Rebol has for many years been at the forefront of personal computing so it's good to see it head back that way even it is personal cloud computing.

As far as I understand it, we need to wait until the hooks for WASI are built into the C/C++ compilers used to build Rebol so that not only can we print "EHLO world" but we can also do networking.


We can:

  1. Wait for that to happen (will happen < 1 year, I would bet for certain)

  2. Build a bridge to Rust (where the runtime has WASI networking), and have our r3.wasm built as a Rust project that embeds Ren-C.

    • I like Rust, and want a Rust bridge, Shixin started one that I have only glanced at; I know a lot more Rust now than then.

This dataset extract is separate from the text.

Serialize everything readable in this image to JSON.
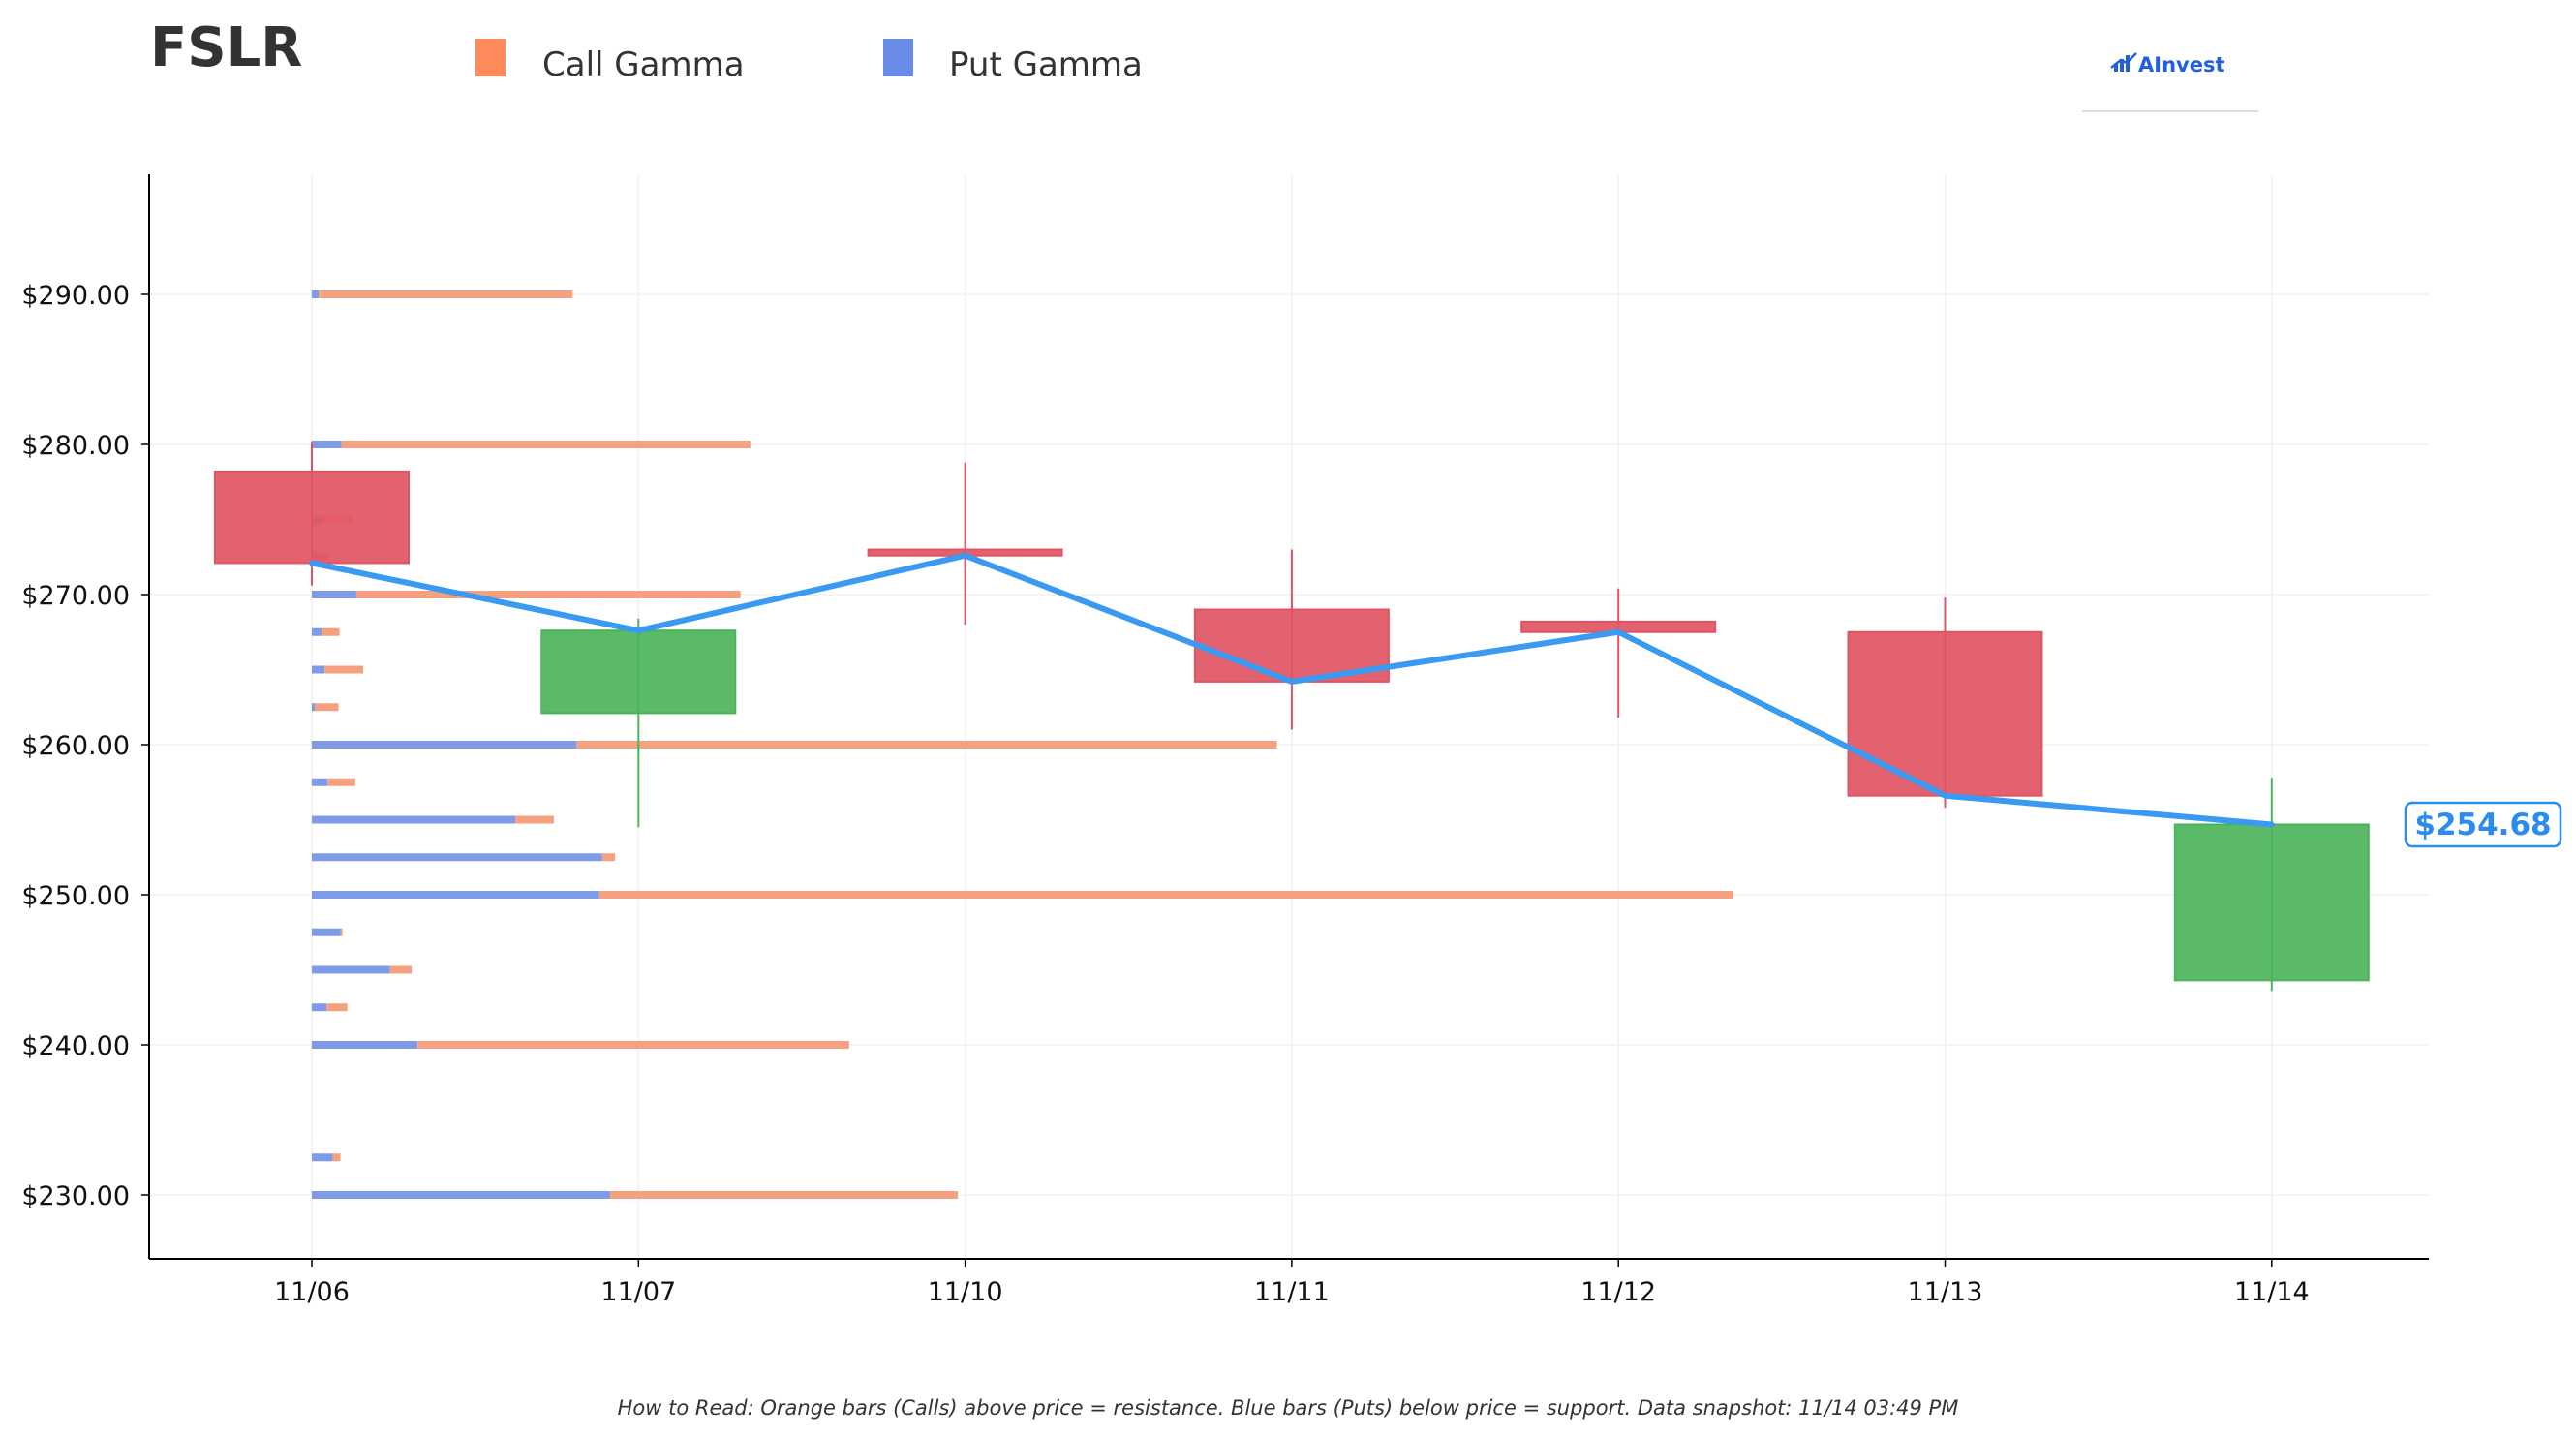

    • The "weird" Rust toolchain isn't necessarily any weirder than a "weird" clang wired up to target WASI, so on the topic of dependencies it's actually a thought-out thing that has some various virtuosities.

  3. Have me contribute to Wasi-SDK or Emscripten and write it myself:

    • This is a bad way to burn my cycles on something that will happen anyway.

    • The Rust bridge would be a much more forward looking idea

So default is (1), but maybe (2).

  1. means that eventually Rebol users will get access to WASI, but 2. means that Rust users will also get access to Rebol. There's more to be gained from the second choice, especially if it's something you've always wanted to do.

I'm for it. But it's one of those big new project things, that one has to claw one's way through. A lot of unknown unknowns.

" we know, there are known knowns; there are things we know we know. We also know there are known unknowns; that is to say we know there are some things we do not know. But there are also unknown unknowns—the ones we don't know we don't know." --Donald Rumsfeld

But I did crack open the WasmEdge and do that, so, it's not like I can't do new things. It's just that we're at a real limit of carrying capacity for platforms for one person.